Máfia de seguro surrupiou corpo do IML e fez enterro
Polícia investiga bando que se passou por parente de morto por atropelamento para tentar sacar R$ 13.500 do DPVAT
Rio - Um morto por atropelamento, com problemas mentais e sem relacionamento familiar. É o ponto de partida do golpe quase perfeito que bando especializado em fraudar seguros de Danos Pessoais Causados por Veículos Automotores de Via Terrestre (DPVAT) precisava. A quadrilha fraudou documentos, liberou o corpo de Mário Thomaz de Aquino, 54 anos, no IML e enterrou-o. Tudo para abocanhar os R$ 13.500 do seguro, que só não foi pago porque o acaso fez com que parentes soubessem da fraude. Quinta-feira, dois golpistas foram presos.
Aí começa a trama que a 18ª DP (Praça da Bandeira) tenta desvendar. Um suposto funcionário do IML chamado Sandro procurou a família de Mário no endereço dele, em Manguinhos. Lá, descobriu que ele tomava remédios para distúrbios psiquiátricos e que quase não via a família. Quem cuidava dele era uma vizinha que tentou liberar o corpo, em vão.

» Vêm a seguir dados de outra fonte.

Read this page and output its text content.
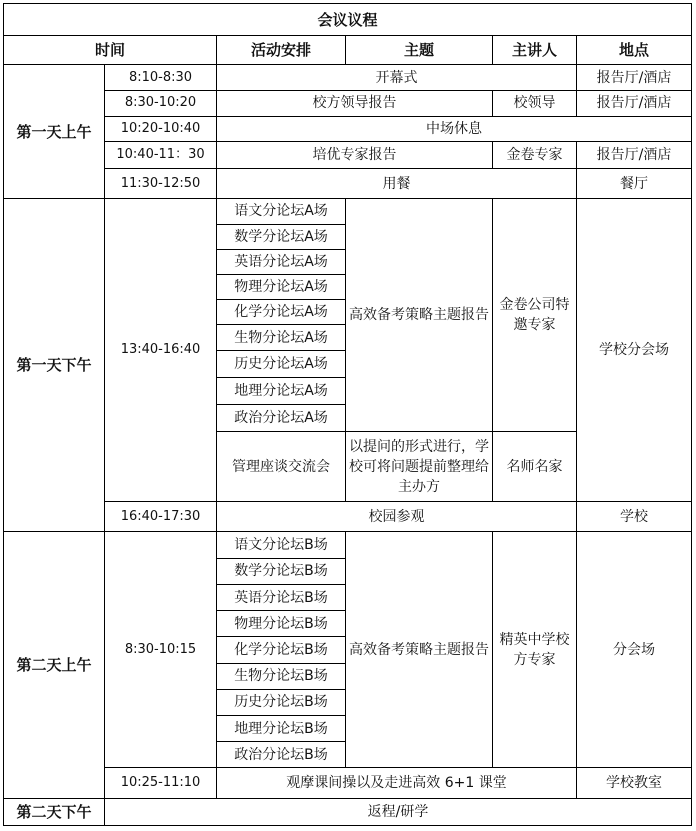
会议议程					
时间		活动安排	主题	主讲人	地点
第一天上午	8:10-8:30	开幕式			报告厅/酒店
	8:30-10:20	校方领导报告		校领导	报告厅/酒店
	10:20-10:40	中场休息			
	10:40-11：30	培优专家报告		金卷专家	报告厅/酒店
	11:30-12:50	用餐			餐厅
第一天下午	13:40-16:40	语文分论坛A场	高效备考策略主题报告	金卷公司特邀专家	学校分会场
		数学分论坛A场			
		英语分论坛A场			
		物理分论坛A场			
		化学分论坛A场			
		生物分论坛A场			
		历史分论坛A场			
		地理分论坛A场			
		政治分论坛A场			
		管理座谈交流会	以提问的形式进行，学校可将问题提前整理给主办方	名师名家	
	16:40-17:30	校园参观			学校
第二天上午	8:30-10:15	语文分论坛B场	高效备考策略主题报告	精英中学校方专家	分会场
		数学分论坛B场			
		英语分论坛B场			
		物理分论坛B场			
		化学分论坛B场			
		生物分论坛B场			
		历史分论坛B场			
		地理分论坛B场			
		政治分论坛B场			
	10:25-11:10	观摩课间操以及走进高效 6+1 课堂			学校教室
第二天下午	返程/研学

Ela voltou depois ao IML e se surpreendeu ao saber que uma das filhas já o enterrara. Era, na verdade, um membro da quadrilha que, com os dados reais da filha, falsificou carteira de identidade, retirou o corpo, enterrou Mário e deu entrada na indenização. “Me assustei pois cuidava dele há 5 anos. Como as filhas, que o viam pouco, souberam da morte e organizaram tudo?, pergunta-se a vizinha.
Dupla foi presa após enganar advogado
O acaso jogou por terra os planos da quadrilha que já começou a ser desmontada. Quinta-feira um casal foi preso por participação no esquema e um outro está foragido. O erro fatal foi tentar atrair e enganar um advogado. Um parente esbarrou com a vizinha que cuidava de Mário e soube da morte dele. Uma filha foi ao IML e soube que alguém se passara por ela usando seus dados para liberar e enterrar seu pai. No Cemitério do Murundu, Realengo, há registro de que na cova rasa 7646-A Mário foi sepultado sem familiares. Orlando Zacone, delegado da 18ª DP (Pça da Bandeira), não descarta exumar o corpo.
Com atestado de óbito, registro de ocorrência do atropelamento e documentos falsos da filha e do morto, o bando requisitou a indenização do DPVAT. Tem direito a R$ 13.500 parentes de mortos ou pessoas que ficam inválidas em acidentes de trânsito. Acidentados têm direito a reembolso de despesas médicas.
Os bandidos alegaram não ter R$ 4 mil para o sepultamento e convenceram um advogado a pagá-lo, prometendo ressarci-lo após receberem a indenização. Ele abriu a conta bancária em nome da filha — com dados verdadeiros dela, inclusive telefone — para o depósito do DPVAT.
Só que, já sabendo do golpe, a filha verdadeira tentou bloquear o pagamento na seguradora, que avisou ao banco. O advogado foi contatado e, ao perceber que era vítima da fraude, atraiu a dupla para que equipe da 1ª DP (Praça Mauá) prendesse o casal. O IML e a Polícia Civil não comentaram o caso.
Quadrilha denunciada em 2006
Em maio de 2006, O DIA denunciou uma quadrilha que agia no IML especializada em vender corpos com atestado de óbito, certidão em cartório e enterro em um dos 13 cemitérios do Rio. O preço do serviço da Máfia dos Corpos variava de R$ 1,8 mil a R$ 3 mil e os cadáveres eram destinados a golpes de seguros ou a famílias interessadas em acelerar heranças ou pensões do INSS em casos de desaparecidos. Dois agentes funerários foram presos.
Na época, dois integrantes da quadrilha foram identificados e presos. Além disso, a participação de médicos legistas do IML também foi comprovada. A fraude só foi descoberta quando uma das vítimas da quadrilha, M., 27 anos, que procurava o corpo do irmão G. O médico que assinou o atestado de óbito falso em nome de G. foi suspenso pelo Conselho Regional de Medicina. O DIA revelou também o caso de um cabo da Aeronáutica que comprou o kit para forjar sua morte e fazer com que a família embolsasse R$ 477 mil de seguro mais pensão militar. Ele foi preso.